Net year-on-year private sector job losses amounted to 480,800 in quarter two, or a decline of 2.5 percent, returning employment levels to what they were at the end of June 2017, shortly after Emmanuel Macron became president of France.
In the non-agricultural sector – industry, construction and market services – employment levels fell 0.6 percent in the second quarter after a 2.8-percent loss in the first.
“This is the largest half-year decline since the series (of measuring quarterly employment) began” 50 years ago, Insee said.
As payroll layoffs advanced, however, temporary employment rebounded by more 23 percent or 108,500 jobs in the second quarter after an historic drop of 40.4 percent in the previous quarter, Insee said.

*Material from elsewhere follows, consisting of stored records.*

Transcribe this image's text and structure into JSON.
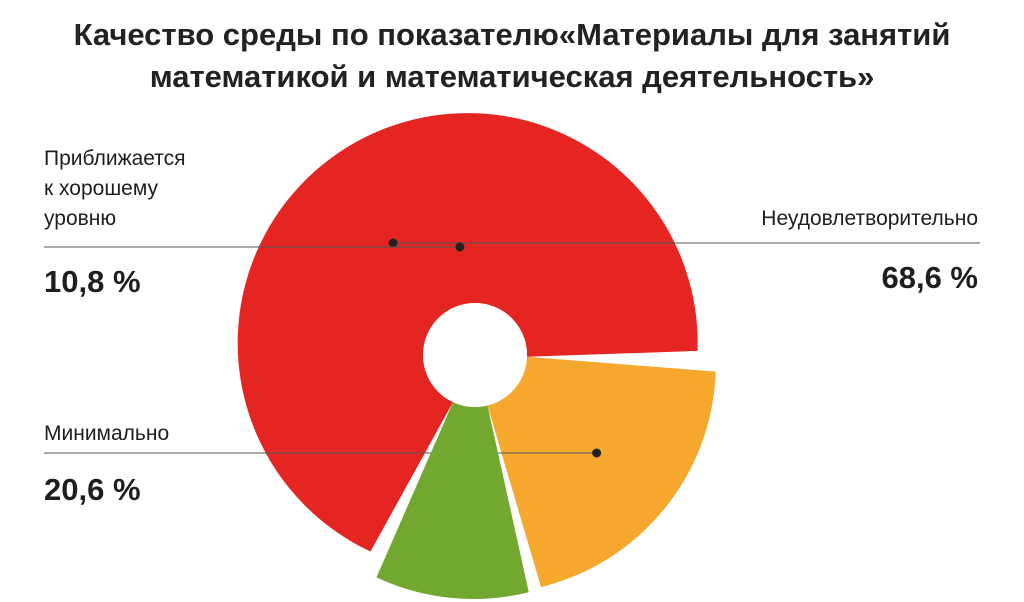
{
  "title": "Качество среды по показателю«Материалы для занятий математикой и математическая деятельность»",
  "chart_data": {
    "type": "pie",
    "title": "Качество среды по показателю«Материалы для занятий математикой и математическая деятельность»",
    "slices": [
      {
        "label": "Неудовлетворительно",
        "value": 68.6,
        "value_label": "68,6 %",
        "color": "#e52522"
      },
      {
        "label": "Минимально",
        "value": 20.6,
        "value_label": "20,6 %",
        "color": "#f6a72d"
      },
      {
        "label": "Приближается к хорошему уровню",
        "label_lines": [
          "Приближается",
          "к хорошему",
          "уровню"
        ],
        "value": 10.8,
        "value_label": "10,8 %",
        "color": "#72a730"
      }
    ],
    "donut_hole": true,
    "exploded": true,
    "legend": "none"
  }
}
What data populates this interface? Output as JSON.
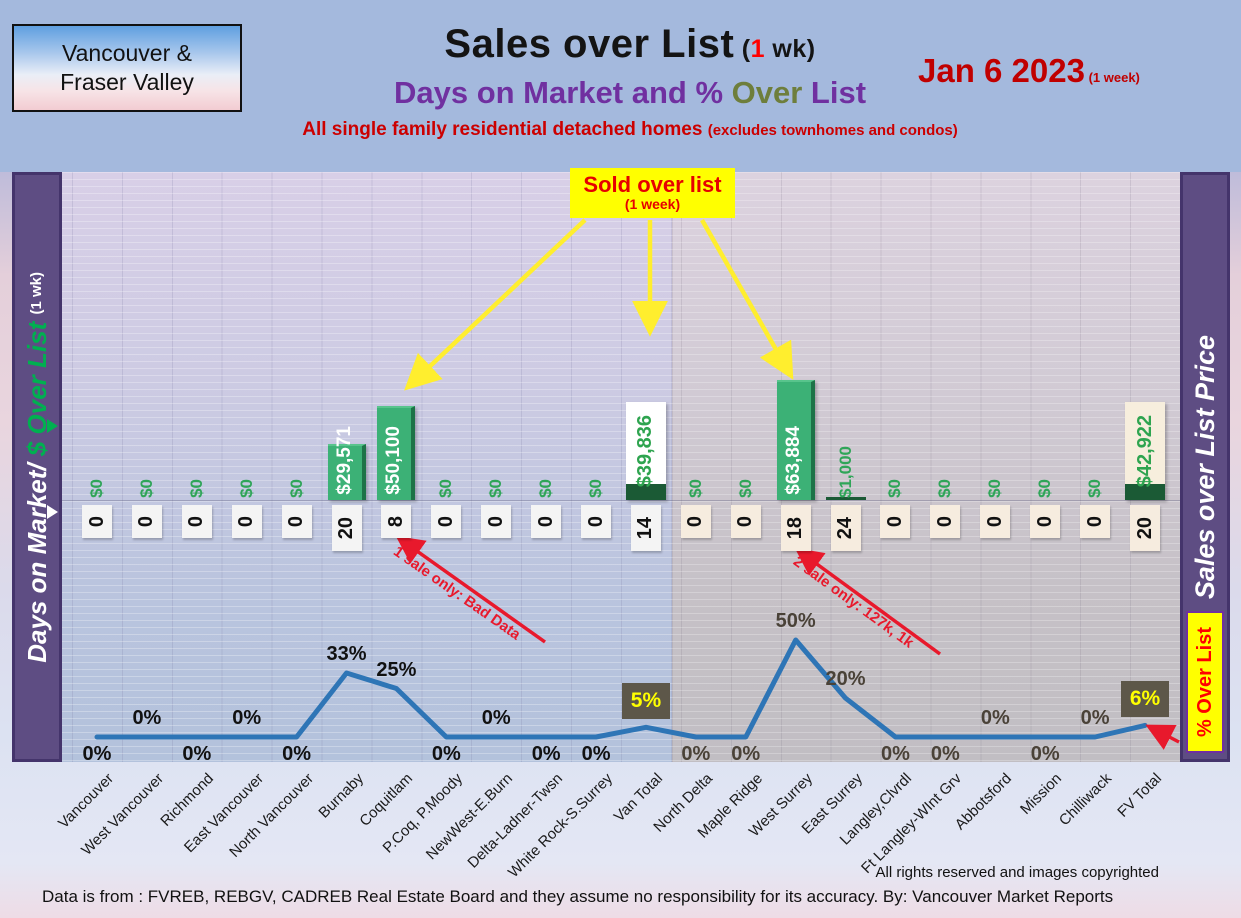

“Monthly statistics show that temporary employment began to recover as early as May, and is still rising sharply in June, after sharp declines in March and April. By mid-2020, however, it remains 27.1 percent (or 214,800 jobs) below its level a year earlier.”
Insee noted a recovery trend for France's manufacturing sector, with output up 14.4 percent following a boost of 22.2 percent in May.
For the industrial sector as a whole, growth was 12.7 percent in June after 19.9 percent in May.
But compared to February, the last month before the start of France's strict stay-at-home lockdown to curb coronavirus spread, manufacturing output was down 12.4 percent and industrial output 11 percent.
As the after effects of the coronavirus epidemic continue to ripple out, the Customs Department said France's trade deficit widened sharply in the second quarter of 2020, with exports falling more than imports.
The deficit reached €20.4 billion in the second quarter.
Nearly half of the drop in exports was due to the transport sector, with reduced exports of aeronautics and space products, cars and boats, the customs department said.
The energy deficit shrunk, however, thanks to lower oil prices and lower demand.
Previous figures showed France's economy overall shrank a record 13.8 percent in the second quarter.